Ce phénomène n’est pas marginal chez les spécialistes qui l’étudient. Un nombre croissant de cas de dermatite de contact allergique liée aux résines de formaldéhyde utilisées pour les finitions textiles a été observé ces dernières années, et si cette allergie a longtemps été jugée plus fréquente chez les femmes, on la retrouve désormais presque autant chez les hommes. Le problème, c’est le diagnostic : beaucoup de ces cas sont de longue durée avant qu’un test épicutané ne soit demandé, un faible niveau de suspicion entraînant un diagnostic tardif, l’évitement étant ensuite difficile faute d’obligation d’étiquetage des finitions textiles. Concrètement, rien sur l’étiquette d’un costume n’indique la présence de cette résine. Impossible donc de savoir en magasin si le tissu en contient, et la housse de pressing n’y change strictement rien : le traitement était là avant même le premier nettoyage.

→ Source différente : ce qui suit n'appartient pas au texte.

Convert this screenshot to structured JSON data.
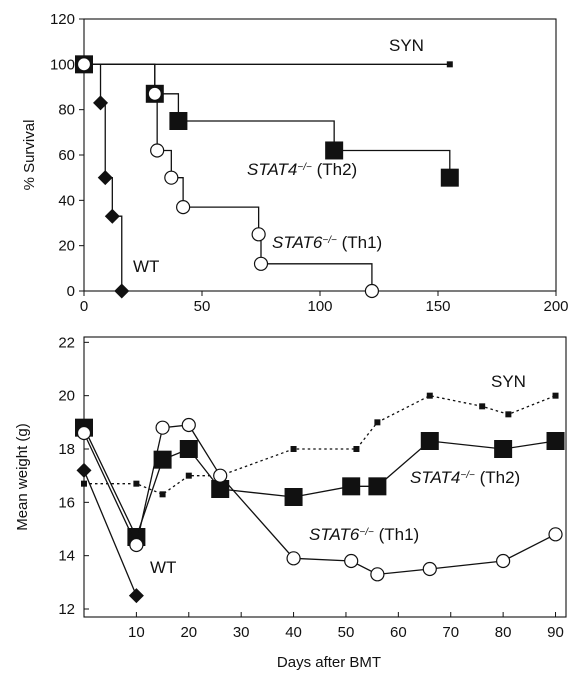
{
  "colors": {
    "ink": "#111111",
    "background": "#ffffff"
  },
  "chart_data": [
    {
      "type": "line",
      "title": "",
      "xlabel": "",
      "ylabel": "% Survival",
      "xlim": [
        0,
        200
      ],
      "ylim": [
        0,
        120
      ],
      "xticks": [
        0,
        50,
        100,
        150,
        200
      ],
      "yticks": [
        0,
        20,
        40,
        60,
        80,
        100,
        120
      ],
      "grid": false,
      "step": true,
      "series": [
        {
          "key": "syn",
          "marker": "small-square",
          "x": [
            0,
            155
          ],
          "y": [
            100,
            100
          ]
        },
        {
          "key": "wt",
          "marker": "diamond",
          "x": [
            0,
            5,
            7,
            9,
            12,
            15,
            16
          ],
          "y": [
            100,
            100,
            83,
            50,
            33,
            33,
            0
          ]
        },
        {
          "key": "stat4",
          "marker": "large-square",
          "x": [
            0,
            30,
            30,
            35,
            38,
            40,
            105,
            106,
            154,
            155
          ],
          "y": [
            100,
            100,
            87,
            87,
            87,
            75,
            75,
            62,
            62,
            50
          ]
        },
        {
          "key": "stat6",
          "marker": "circle",
          "x": [
            0,
            27,
            30,
            31,
            33,
            37,
            39,
            42,
            74,
            75,
            121,
            122
          ],
          "y": [
            100,
            100,
            87,
            62,
            62,
            50,
            50,
            37,
            25,
            12,
            12,
            0
          ]
        }
      ],
      "annotations": [
        {
          "key": "syn",
          "parts": [
            {
              "text": "SYN",
              "italic": false
            }
          ]
        },
        {
          "key": "wt",
          "parts": [
            {
              "text": "WT",
              "italic": false
            }
          ]
        },
        {
          "key": "stat4",
          "parts": [
            {
              "text": "STAT4",
              "italic": true
            },
            {
              "text": "−/−",
              "sup": true,
              "italic": true
            },
            {
              "text": " (Th2)",
              "italic": false
            }
          ]
        },
        {
          "key": "stat6",
          "parts": [
            {
              "text": "STAT6",
              "italic": true
            },
            {
              "text": "−/−",
              "sup": true,
              "italic": true
            },
            {
              "text": " (Th1)",
              "italic": false
            }
          ]
        }
      ]
    },
    {
      "type": "line",
      "title": "",
      "xlabel": "Days after BMT",
      "ylabel": "Mean weight (g)",
      "xlim": [
        0,
        92
      ],
      "ylim": [
        11.7,
        22.2
      ],
      "xticks": [
        10,
        20,
        30,
        40,
        50,
        60,
        70,
        80,
        90
      ],
      "yticks": [
        12,
        14,
        16,
        18,
        20,
        22
      ],
      "grid": false,
      "series": [
        {
          "key": "syn",
          "marker": "small-square",
          "dash": true,
          "x": [
            0,
            10,
            15,
            20,
            26,
            40,
            52,
            56,
            66,
            76,
            81,
            90
          ],
          "y": [
            16.7,
            16.7,
            16.3,
            17.0,
            17.0,
            18.0,
            18.0,
            19.0,
            20.0,
            19.6,
            19.3,
            20.0
          ]
        },
        {
          "key": "stat4",
          "marker": "large-square",
          "x": [
            0,
            10,
            15,
            20,
            26,
            40,
            51,
            56,
            66,
            80,
            90
          ],
          "y": [
            18.8,
            14.7,
            17.6,
            18.0,
            16.5,
            16.2,
            16.6,
            16.6,
            18.3,
            18.0,
            18.3
          ]
        },
        {
          "key": "stat6",
          "marker": "circle",
          "x": [
            0,
            10,
            15,
            20,
            26,
            40,
            51,
            56,
            66,
            80,
            90
          ],
          "y": [
            18.6,
            14.4,
            18.8,
            18.9,
            17.0,
            13.9,
            13.8,
            13.3,
            13.5,
            13.8,
            14.8
          ]
        },
        {
          "key": "wt",
          "marker": "diamond",
          "x": [
            0,
            10
          ],
          "y": [
            17.2,
            12.5
          ]
        }
      ],
      "annotations": [
        {
          "key": "syn",
          "parts": [
            {
              "text": "SYN",
              "italic": false
            }
          ]
        },
        {
          "key": "wt",
          "parts": [
            {
              "text": "WT",
              "italic": false
            }
          ]
        },
        {
          "key": "stat4",
          "parts": [
            {
              "text": "STAT4",
              "italic": true
            },
            {
              "text": "−/−",
              "sup": true,
              "italic": true
            },
            {
              "text": " (Th2)",
              "italic": false
            }
          ]
        },
        {
          "key": "stat6",
          "parts": [
            {
              "text": "STAT6",
              "italic": true
            },
            {
              "text": "−/−",
              "sup": true,
              "italic": true
            },
            {
              "text": " (Th1)",
              "italic": false
            }
          ]
        }
      ]
    }
  ]
}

Ce qu’il faut réellement changer avant l’hiver

Garder un costume à l’abri n’est pas une mauvaise idée en soi. C’est le contenant qui pose problème. Une housse respirante, en coton léger ou en tissu non tissé, protège tout aussi bien de la poussière sans transformer le vêtement en petite serre. Une housse respirante, en coton ou en tissu non tissé, protège de la poussière tout en laissant l’air circuler. Les spécialistes de la conservation textile vont dans le même sens : ils recommandent des housses respirantes en coton clair pour stocker les vêtements, un ancien drap plat ou une housse de couette usée en fibres naturelles offrant exactement cette protection qui laisse respirer, sans plastique.

Retirer le plastique du pressing dès le retour à la maison, laisser le costume respirer une soirée avant de le suspendre pour de bon, voilà un réflexe qui coûte rien et change beaucoup. Si la nuque continue de gratter malgré tout, le repassage vapeur du col avant chaque nouvelle saison peut aider à limiter la présence des résines à la surface du tissu, sans pour autant l’éliminer totalement. Et si l’irritation persiste sur plusieurs portées, direction le dermatologue plutôt que le teinturier : un test épicutané permet d’identifier précisément la résine ou le colorant en cause, quelque chose qu’aucun essayage en magasin ne révélera jamais.